Años atrás tuve la oportunidad de entrevistar a Fernando Arrabal, célebre y maravilloso dramaturgo. Recuerdo la escena: un patio andaluz, excelencia cromática entre las plantas que lo adornaban, y en el centro de la escena el genio. Don Fernando tomaba Colacao mientras me observaba con reciprocidad a mí bajo sus tres pares de gafas. El caso es que, en un momento dado, le pregunté algo así: «¿Cree que a la generación actual le falta talento?». A lo que él me contestó: «¿Sabe usted? Cuando Quevedo vio los muros de la patria suya, los vio llenos de mierda». Como quiera que mi mente camina varios kilómetros por hora más lenta que la del maestro, al llegar a casa comprendí lo que me estaba diciendo: Quevedo no reconoció el talento de Cervantes, Góngora y compañía, nunca fue consciente de que formaba parte de la generación más brillante de la historia de la literatura universal.

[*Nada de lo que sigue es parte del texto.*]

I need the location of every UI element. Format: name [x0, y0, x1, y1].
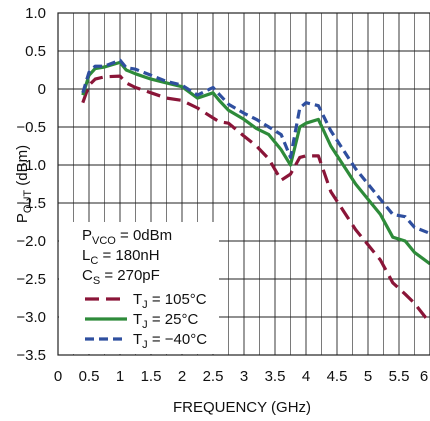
x-tick-label: 0.5 — [79, 368, 100, 385]
series-layer — [81, 58, 430, 325]
condition-label: CS = 270pF — [82, 267, 160, 287]
x-tick-label: 1.5 — [141, 368, 162, 385]
y-tick-label: −1.0 — [16, 157, 46, 174]
y-axis-title: POUT (dBm) — [14, 145, 34, 223]
y-tick-label: 1.0 — [25, 5, 46, 22]
condition-label: LC = 180nH — [82, 247, 160, 267]
series-line-2 — [81, 58, 430, 235]
x-axis-title: FREQUENCY (GHz) — [173, 399, 311, 416]
y-tick-label: −3.0 — [16, 309, 46, 326]
y-tick-label: −3.5 — [16, 347, 46, 364]
plot-frame — [57, 12, 430, 356]
x-tick-label: 5 — [364, 368, 372, 385]
legend-entry: TJ = 105°C — [133, 291, 207, 311]
x-axis-ticks: 0 0.5 1 1.5 2 2.5 3 3.5 4 4.5 5 5.5 6 — [54, 368, 428, 385]
legend-entry: TJ = −40°C — [133, 331, 207, 351]
x-tick-label: 4.5 — [327, 368, 348, 385]
x-tick-label: 2.5 — [203, 368, 224, 385]
y-tick-label: −2.0 — [16, 233, 46, 250]
series-line-1 — [81, 60, 430, 266]
x-tick-label: 0 — [54, 368, 62, 385]
x-tick-label: 3.5 — [265, 368, 286, 385]
legend-entry: TJ = 25°C — [133, 311, 198, 331]
condition-label: PVCO = 0dBm — [82, 227, 172, 247]
y-tick-label: −0.5 — [16, 119, 46, 136]
x-tick-label: 1 — [116, 368, 124, 385]
y-tick-label: −1.5 — [16, 195, 46, 212]
x-tick-label: 2 — [178, 368, 186, 385]
legend-box — [59, 222, 219, 354]
x-tick-label: 3 — [240, 368, 248, 385]
y-axis-ticks: 1.0 0.5 0 −0.5 −1.0 −1.5 −2.0 −2.5 −3.0 −3.5 — [16, 5, 46, 364]
x-tick-label: 4 — [302, 368, 310, 385]
series-line-0 — [81, 74, 430, 325]
y-tick-label: 0 — [38, 81, 46, 98]
y-tick-label: −2.5 — [16, 271, 46, 288]
x-tick-label: 5.5 — [389, 368, 410, 385]
x-tick-label: 6 — [420, 368, 428, 385]
y-tick-label: 0.5 — [25, 43, 46, 60]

Pienso en ello a raíz de la polémica que se ha desatado con el éxito de Quevedo, pero no con el poeta áureo, sino con un cantante de rap que ha convertido una de sus canciones en la más escuchada del mundo con más de trescientas veinte millones de reproducciones en Spotify. Es habitual que, para burlarse de este éxito, además de aludir a las letras simplonas y la nula complejidad musical, muchos acudan al otro, a don Francisco de Quevedo, con argucias cómo: qué sería del poeta si levantase la cabeza y viese quién le desbanca en búsquedas de Google. Yo, sin embargo, no dejo de pensar en la respuesta de Arrabal, en cómo cada generación valora el talento presente y futuro con desprecio en algunos casos, con indiferencia en el mejor de ellos.
¿Es este Quevedo el bodrio que nos hacen creer los rancios de turno? Pues mire, señor, no lo sé. Seguramente la música evoluciona, y los amantes de Debussy verían a los Beatles como unos farsantes, y a su vez estos criticarían las bondades de, yo qué sé, la música electrónica. Detesto a los que glosan las bondades de la catedral de Burgos sobre los rascacielos de Nueva York, la pintura de Caravaggio sobre los trazos de Pollock, o los endecasílabos de Santa Teresa de Jesús sobre el verso libre de Whitman. La realidad es que algún resorte humano tocará este nuevo Quevedo cuando millones de personas deciden consumir su arte. Podemos hablar de complejidad, de estética, o de lo que quieran. Valores todos ellos subjetivos, y puestos a cuantificar cabría medir las escuchas que consigue esta música, digamos, popular. El otro Quevedo, por cierto, el escritor barroco, fue criticado en su momento por la visión también popular que tenía de las tesis filosóficas de Santo Tomás. Así que dejen que el mundo evolucione, y la cultura de su mano. El arte es largo, y hoy se está yendo sin parar un punto, así que bailen, perreen, rapeen. Y hagan con su música, su literatura o su arte, hablando llanamente, lo que les venga en gana.